American football player (born 1991)

Andrew Dean East (born September 17, 1991) is an American former professional football player who was a long snapper in the National Football League (NFL). He played college football for the Vanderbilt Commodores, and had multiple stints with various NFL teams, including the Washington Redskins.

== Early life ==
East was named a captain of the North Central High School football team in Indianapolis, Indiana. He was a three-year starter on defense and special teams for the 5A division school in the Indianapolis area.

When East was a sophomore and junior, he started at the linebacker position, posting 110 tackles as a junior. He was named the All-Around-Area linebacker while starting as a long-snapper.

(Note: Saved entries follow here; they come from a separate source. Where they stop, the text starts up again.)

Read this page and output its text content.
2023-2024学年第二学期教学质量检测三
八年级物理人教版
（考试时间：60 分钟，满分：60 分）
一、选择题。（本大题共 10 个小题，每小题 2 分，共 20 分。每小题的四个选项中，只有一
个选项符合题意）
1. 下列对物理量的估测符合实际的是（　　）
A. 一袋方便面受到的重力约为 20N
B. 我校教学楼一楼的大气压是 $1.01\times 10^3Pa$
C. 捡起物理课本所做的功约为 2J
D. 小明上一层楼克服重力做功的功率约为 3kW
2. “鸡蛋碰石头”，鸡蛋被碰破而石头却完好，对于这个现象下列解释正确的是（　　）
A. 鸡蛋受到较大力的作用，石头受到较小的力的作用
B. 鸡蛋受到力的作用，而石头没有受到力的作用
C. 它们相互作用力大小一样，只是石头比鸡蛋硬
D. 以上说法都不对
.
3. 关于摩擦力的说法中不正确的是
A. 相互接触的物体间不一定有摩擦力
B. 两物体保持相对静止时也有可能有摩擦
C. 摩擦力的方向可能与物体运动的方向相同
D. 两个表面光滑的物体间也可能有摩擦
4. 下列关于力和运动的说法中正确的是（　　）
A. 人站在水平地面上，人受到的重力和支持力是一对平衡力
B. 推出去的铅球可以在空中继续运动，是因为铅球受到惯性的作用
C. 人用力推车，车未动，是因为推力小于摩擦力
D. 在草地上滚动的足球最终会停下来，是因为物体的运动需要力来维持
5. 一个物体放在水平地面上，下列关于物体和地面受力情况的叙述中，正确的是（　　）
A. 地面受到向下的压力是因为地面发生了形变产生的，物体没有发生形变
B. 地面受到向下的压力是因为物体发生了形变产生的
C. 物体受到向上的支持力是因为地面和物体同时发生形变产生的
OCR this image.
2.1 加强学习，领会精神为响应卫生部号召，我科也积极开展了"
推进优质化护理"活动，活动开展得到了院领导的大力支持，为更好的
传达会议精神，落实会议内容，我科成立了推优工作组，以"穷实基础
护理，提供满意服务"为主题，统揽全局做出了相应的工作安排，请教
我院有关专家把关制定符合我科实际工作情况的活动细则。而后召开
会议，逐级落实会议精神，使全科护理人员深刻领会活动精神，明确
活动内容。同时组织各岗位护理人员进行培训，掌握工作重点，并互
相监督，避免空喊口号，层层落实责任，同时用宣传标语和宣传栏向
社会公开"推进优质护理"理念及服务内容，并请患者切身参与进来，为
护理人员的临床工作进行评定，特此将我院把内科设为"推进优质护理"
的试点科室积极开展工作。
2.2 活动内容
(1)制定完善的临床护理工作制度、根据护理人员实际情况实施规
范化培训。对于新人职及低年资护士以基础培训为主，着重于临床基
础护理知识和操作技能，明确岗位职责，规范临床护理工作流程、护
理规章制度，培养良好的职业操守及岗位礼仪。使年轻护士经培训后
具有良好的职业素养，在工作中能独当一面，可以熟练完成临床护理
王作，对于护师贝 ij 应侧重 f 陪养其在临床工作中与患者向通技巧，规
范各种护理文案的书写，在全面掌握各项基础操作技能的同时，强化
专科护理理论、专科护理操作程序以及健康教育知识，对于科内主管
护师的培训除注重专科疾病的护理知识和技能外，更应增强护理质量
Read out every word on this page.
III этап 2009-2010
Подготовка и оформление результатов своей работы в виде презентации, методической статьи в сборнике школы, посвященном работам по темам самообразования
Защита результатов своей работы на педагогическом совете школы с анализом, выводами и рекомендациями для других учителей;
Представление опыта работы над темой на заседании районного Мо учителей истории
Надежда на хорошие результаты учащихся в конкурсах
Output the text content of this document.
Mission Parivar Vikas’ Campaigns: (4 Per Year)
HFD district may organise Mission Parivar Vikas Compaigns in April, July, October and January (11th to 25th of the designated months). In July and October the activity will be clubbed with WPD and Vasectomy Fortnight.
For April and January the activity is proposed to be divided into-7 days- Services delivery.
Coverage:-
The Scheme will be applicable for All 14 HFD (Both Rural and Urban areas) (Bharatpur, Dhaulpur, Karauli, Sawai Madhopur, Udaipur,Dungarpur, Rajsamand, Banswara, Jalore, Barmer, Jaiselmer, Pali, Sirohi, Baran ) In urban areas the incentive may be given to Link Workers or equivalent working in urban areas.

As a senior, East contributed 64 tackles and seven quarterback sacks as a first-year starter. He also received the Indiana Academic All-State honors award.

==Professional career==

===Kansas City Chiefs===
East signed with the Kansas City Chiefs as an undrafted free agent on May 11, 2015. He was released by the Chiefs on August 30, 2015.

===Seattle Seahawks===
East signed a reserve/future contract with the Seattle Seahawks on January 4, 2016. He was waived on March 24, 2016.

===Oakland Raiders===
East was signed by the Oakland Raiders on April 5, 2016. He was waived by the team on August 29, 2016.

===Los Angeles Rams===
On March 13, 2017, East signed with the Los Angeles Rams. On May 3, 2017, he was waived by the Rams.

===Oakland Raiders (second stint)===
On July 28, 2017, East was signed by the Raiders. He was waived on September 2, 2017. He signed a reserve/future contract with the Raiders on January 19, 2018. He was waived by the Raiders on April 9, 2018.

===Jacksonville Jaguars===
On June 14, 2018, East signed with the Jacksonville Jaguars. He was waived on July 31, 2018.

=== Memphis Express ===
On November 9, 2018, East was allocated to the Memphis Express.

===Washington Redskins===
On December 15, 2018, East was signed by the Washington Redskins after long snapper Nick Sundberg was placed on injured reserve due to a back injury. He was waived on August 2, 2019.

He announced his retirement in a video on his family's YouTube channel on February 25, 2022.

==Personal life==
East is married to Olympic gymnast and gold medalist Shawn Johnson. East and Johnson were engaged on July 24, 2015, at Wrigley Field during a Chicago Cubs game, and were married on April 16, 2016, in Franklin, Tennessee. The couple live in Nashville, Tennessee. They have three children.

In 2022, East and his wife joined the ownership group of Angel City FC of the National Women's Soccer League.

==Television appearances==

East competed on season 13 and 14 of American Ninja Warrior.

In 2025, East appeared on season 4 of Special Forces: World's Toughest Test, where he placed fifth.